Molto interessante risulta anche l’analisi del concetto di “lavoro” e della struttura ad esso preposta che fu il campo. Anche in questo caso si sfata l’idea dello sfruttamento produttivo degli schiavi ebrei da parte delle industrie tedesche: l’utilizzo della manodopera ebrea non diede di fatto nessun apporto significativo perché semplicemente non in grado fisicamente e date le condizioni di lavoro di risultare realmente produttivo, tanto che si ebbero anche casi di aziende che dovettero chiudere per bilancio passivo. Sebbene ad un certo punto della guerra la Germania avrebbe avuto necessità di implementare la propria produzione industriale, scelse invece di anteporre sempre l’obiettivo primo che si era prefissata, cioè la distruzione degli Ebrei. Nella concezione che di essi avevano i Tedeschi, il lavoro costituiva il mezzo per far loro scontare le colpe attribuibili alla loro stessa natura demoniaca, nella quale eccelleva l’aspetto dell’essere parassiti sociali che minano la nazione nella quale vivono. Il lavoro, dunque, come estenuante tortura quotidiana, insensato, abbruttente, mortifero, fatto magari di muri da costruire per poi essere buttati subito giù, o di pietre portate nel fango da una parte all’altra e poi riportate di nuovo indietro. Il lavoro come mezzo per dare la morte attraverso la sofferenza indicibile. E il campo come struttura del lavoro: “L’ideale che ispirava il trattamento dei più odiati tra i detenuti dei campi, gli Ebrei, esigeva per loro un mondo di sofferenza infinita, che si sarebbe conclusa soltanto con la morte. (…) Si trattò, vale la pena di sottolinearlo, di un’alterazione profonda, rivoluzionaria, della sensibilità, avvenuta in Europa in pieno Novecento.”

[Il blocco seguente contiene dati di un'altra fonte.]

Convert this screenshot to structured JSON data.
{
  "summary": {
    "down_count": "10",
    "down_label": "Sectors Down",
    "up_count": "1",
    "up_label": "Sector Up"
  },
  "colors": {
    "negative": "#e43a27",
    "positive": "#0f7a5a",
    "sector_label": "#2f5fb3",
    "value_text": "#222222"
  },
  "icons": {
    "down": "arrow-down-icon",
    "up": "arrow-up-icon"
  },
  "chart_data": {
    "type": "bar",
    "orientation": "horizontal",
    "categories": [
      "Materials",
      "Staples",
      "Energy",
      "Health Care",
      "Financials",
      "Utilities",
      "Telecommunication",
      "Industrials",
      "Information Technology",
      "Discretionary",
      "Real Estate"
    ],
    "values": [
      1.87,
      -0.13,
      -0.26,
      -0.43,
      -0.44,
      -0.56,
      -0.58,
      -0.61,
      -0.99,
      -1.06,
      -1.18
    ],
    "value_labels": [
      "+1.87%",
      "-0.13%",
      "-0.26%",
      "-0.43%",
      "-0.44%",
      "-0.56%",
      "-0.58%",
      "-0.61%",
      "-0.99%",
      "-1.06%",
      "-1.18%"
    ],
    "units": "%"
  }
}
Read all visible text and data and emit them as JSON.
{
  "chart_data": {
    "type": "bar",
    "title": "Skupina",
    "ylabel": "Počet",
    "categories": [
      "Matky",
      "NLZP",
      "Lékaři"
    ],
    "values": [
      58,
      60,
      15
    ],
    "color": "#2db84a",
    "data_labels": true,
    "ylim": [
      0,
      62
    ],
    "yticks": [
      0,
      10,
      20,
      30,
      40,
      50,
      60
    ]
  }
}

E ancora: “Il campo non fu soltanto la struttura paradigmatica dell’asservimento violento, dello sfruttamento e del massacro (…) L’essenza del campo non è riconducibile a questi aspetti particolari, perché prima di ogni altra cosa quella era una struttura rivoluzionaria, attivamente e consapevolmente indirizzata a conseguire trasformazioni radicali. Fu una rivoluzione di sensibilità e di prassi. (…) L’universo dei campi fu rivoluzionario perché fu lo strumento principale utilizzato dai tedeschi per quella radicale trasformazione del paesaggio umano e sociale d’Europa.”


 

Insomma, il libro è sicuramente un lavoro estremamente interessante che presenta diversi meriti. Come è facilmente intuibile, possono esserci momenti in cui la lettura si fa pesante non tanto per la difficoltà del testo in sé, quanto per ciò che descrive: leggere pagine e pagine di cervelli che schizzano, sangue dappertutto, fosse comuni, neonati presi a pistolettate, corpi massacrati di botte è evidentemente “stancante” dopo un po’, lascia ovviamente un sapore di nausea. Ma il lettore non deve aspettarsi una sequela di orrori fini a sé stessi, perché 1) costituiscono solo una parte del libro, 2) sono necessari a svelare la natura e le dinamiche dei “normali” Tedeschi che ne erano fautori. Se c’è invece una presunta pecca che si potrebbe essere tentati di cogliere, è quella di dilungarsi talvolta forse troppo nelle analisi, dando l’impressione di ripetersi un po’ nel corso del testo; potremmo cioè dire che avrebbe potuto essere un po’ più sintetico. Ma alla fine rimane l’impressione che anche questo rianalizzare e sviscerare continuamente le varie tematiche sia dovuto allo sforzo di non perdere ogni sfumatura possibile e di cercare di penetrarle profondamente, e potremmo dunque affermare che risulti funzionale al portare il lettore al cuore dello scopo che si prefigge questo studio.